Tag Archives: Rudolph Valentino

Cryingmen Robin Williams

For about a week this summer, my Facebook news feed was consumed by posts on just two subjects: people pouring ice water on their heads and lamentations on the death of Robin Williams.  At one point my wife said that someone should do an ice bucket challenge for Robin Williams and totally melt down the Internet.

This is not the place for an analysis of viral philanthropy, but the social media reaction to Robin Williams’ death, combined with the more restrained response to Joan Rivers’ departure, got me wondering: In an age of social media, what is the appropriate way to mourn a personality you know only from popular culture?

Not to be a cynic, but the deluge of online grief for Robin Williams came to seem weird after a while.  Of course it was sad that he’d died “too soon” and doubly sad that he’d exited by his own hand.  But really, would Robin Williams have been 1% as sad if you’d been the one who killed yourself? The one-sidedness of the relationship between celebrity and mourner is what seems so out-of-kilter.

This is not to say this is only 21st Century phenomenon. The 1926 funeral of Rudolph Valentino was an early example of mass hysteria for a celebrity, and we all remember how Princess Diana’s  death nearly brought down the monarchy. So by historical standards, the Facebook outpouring for Robin Williams was not unique.

Certainly I understand that Robin Williams and Joan Rivers actually did seem like our friends, because they came into our living rooms on TV.  There’s a special intimacy we feel with the people we see on TV.  Sometimes we think we know them — but more often than not, as was the case with Robin Williams, it turns out we don’t know them at all.

Given the outsize role that celebrities play in our cultural imagination, I would never argue that the feelings we experience when they die are not legitimate or valid.  But I would caution that over-mourning on social media can come to seem — how to put it? — um, self-indulgent.

With that in mind, here are some thoughts about how we should conduct ourselves on social media when a TV celebrity dies.

  • Don’t be a jerk.  Don’t post nasty comments about the recently departed.

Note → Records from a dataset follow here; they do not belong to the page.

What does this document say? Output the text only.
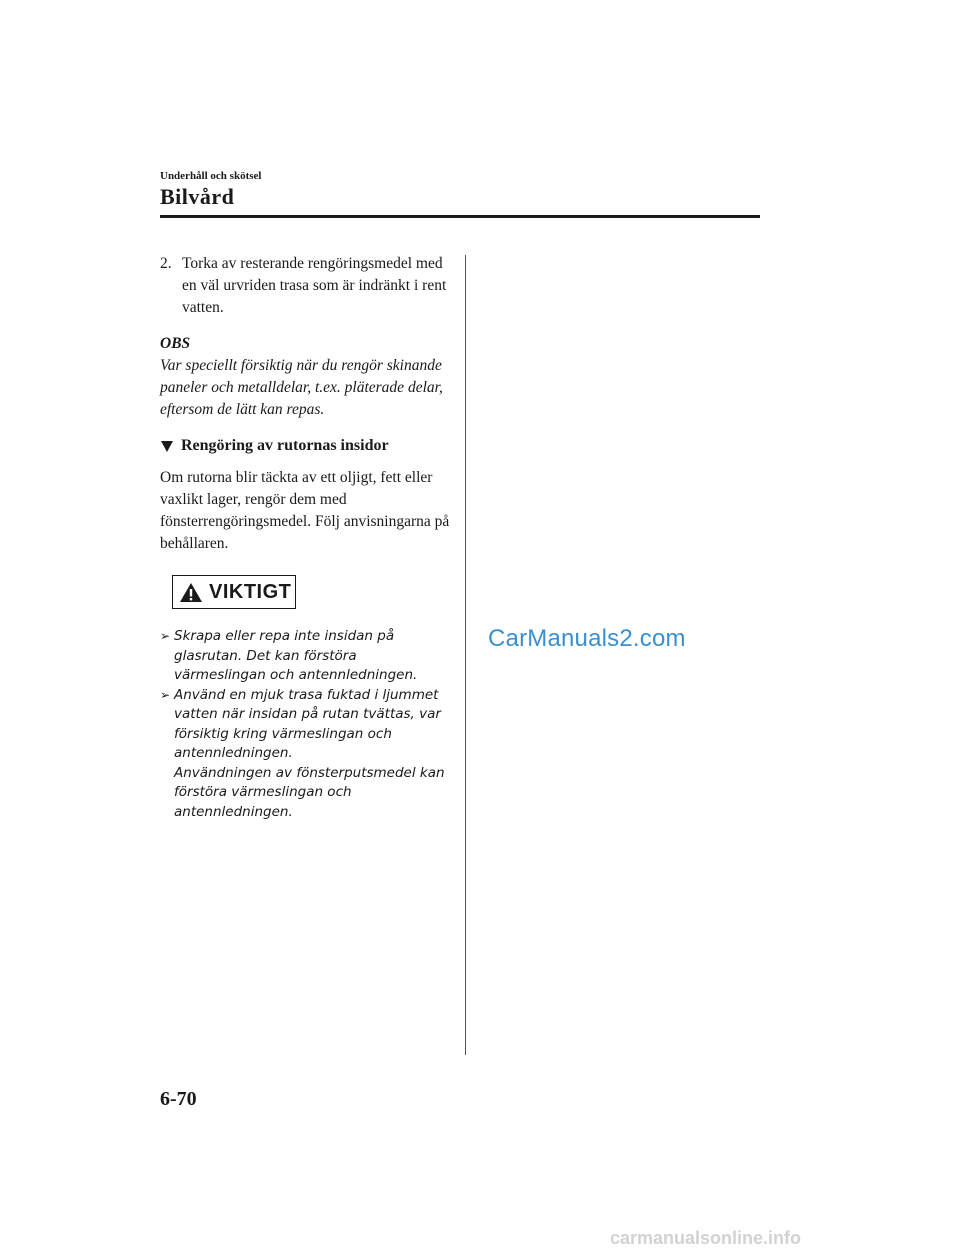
Underhåll och skötsel
Bilvård
2. Torka av resterande rengöringsmedel med en väl urvriden trasa som är indränkt i rent vatten.
OBS
Var speciellt försiktig när du rengör skinande paneler och metalldelar, t.ex. pläterade delar, eftersom de lätt kan repas.
Rengöring av rutornas insidor
Om rutorna blir täckta av ett oljigt, fett eller vaxlikt lager, rengör dem med fönsterrengöringsmedel. Följ anvisningarna på behållaren.
VIKTIGT
➢ Skrapa eller repa inte insidan på glasrutan. Det kan förstöra värmeslingan och antennledningen.
➢ Använd en mjuk trasa fuktad i ljummet vatten när insidan på rutan tvättas, var försiktig kring värmeslingan och antennledningen.
Användningen av fönsterputsmedel kan förstöra värmeslingan och antennledningen.
CarManuals2.com
6-70
carmanualsonline.info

That’s basic human decency.  The snarky comments about Robin Williams temporarily drove his daughter off Twitter — which shows, once again, that the Internet is always on the verge of being overrun by the morally impaired.
  • If you snooze you lose.  If you don’t have anything to say in the first five or six hours after a celebrity dies, don’t pile on after that.  It’s almost impossible at that point to say anything interesting or non-repetitive.
  • Personalizing – sometimes OK, sometimes not.  If you want to post a photo of yourself with said celebrity in happier times, that’s fine, especially on Thursdays when it can also count as a “Throw-Back Thursday” post.  Less interesting are anecdotes about how you used to watch him/her on TV when you were a little tyke and how he/she changed your life.
  • One post per celebrity death.  If you post your personal reminiscence on Day One, don’t follow-up with a link to a New York Times “appreciation” on Day Two and a YouTube clip reel on Day Three.  Enough is enough.
  • Keep a sense of proportion.  Don’t act more bereft than you did when your Uncle Al died.  Don’t publicly rend your garments.   Don’t be sadder than you’d be if the President of the United States suddenly died.
  • Don’t troll for “likes” and retweets.  We’re all guilty of this from time to time, but it seems a little unseemly to do it over someone else’s corpse.
  • Don’t act like a bigger fan than you actually were.  Am I the only one to be surprised that Robin Williams turned out to be such a beloved figure?  On the day before he died, I doubt he would have been in a list of 50 most beloved TV and film personalities (according to this IMBD list, he was the word’s 64th most beloved celebrity, in between Tim Allen and Kevin Spacey).  The next day?  There’s a collective hole in our heart, according to Facebook, and we can’t imagine a world without him.
  • Don’t post for the sake of posting — especially if you don’t have anything to add to the conversation.  As far as I’m concerned, if you don’t have anything interesting to say about the dearly departed, don’t say it on Facebook.

Look, I know we all have these feelings we just want to let out, but give it a rest on Facebook. I don’t like being turned in to a curmudgeon — but after about the 100th post about Robin Williams, my genial nature started to curdle.   Before the next TV star heads for the pearly gates, let’s try to develop a little online grief restraint.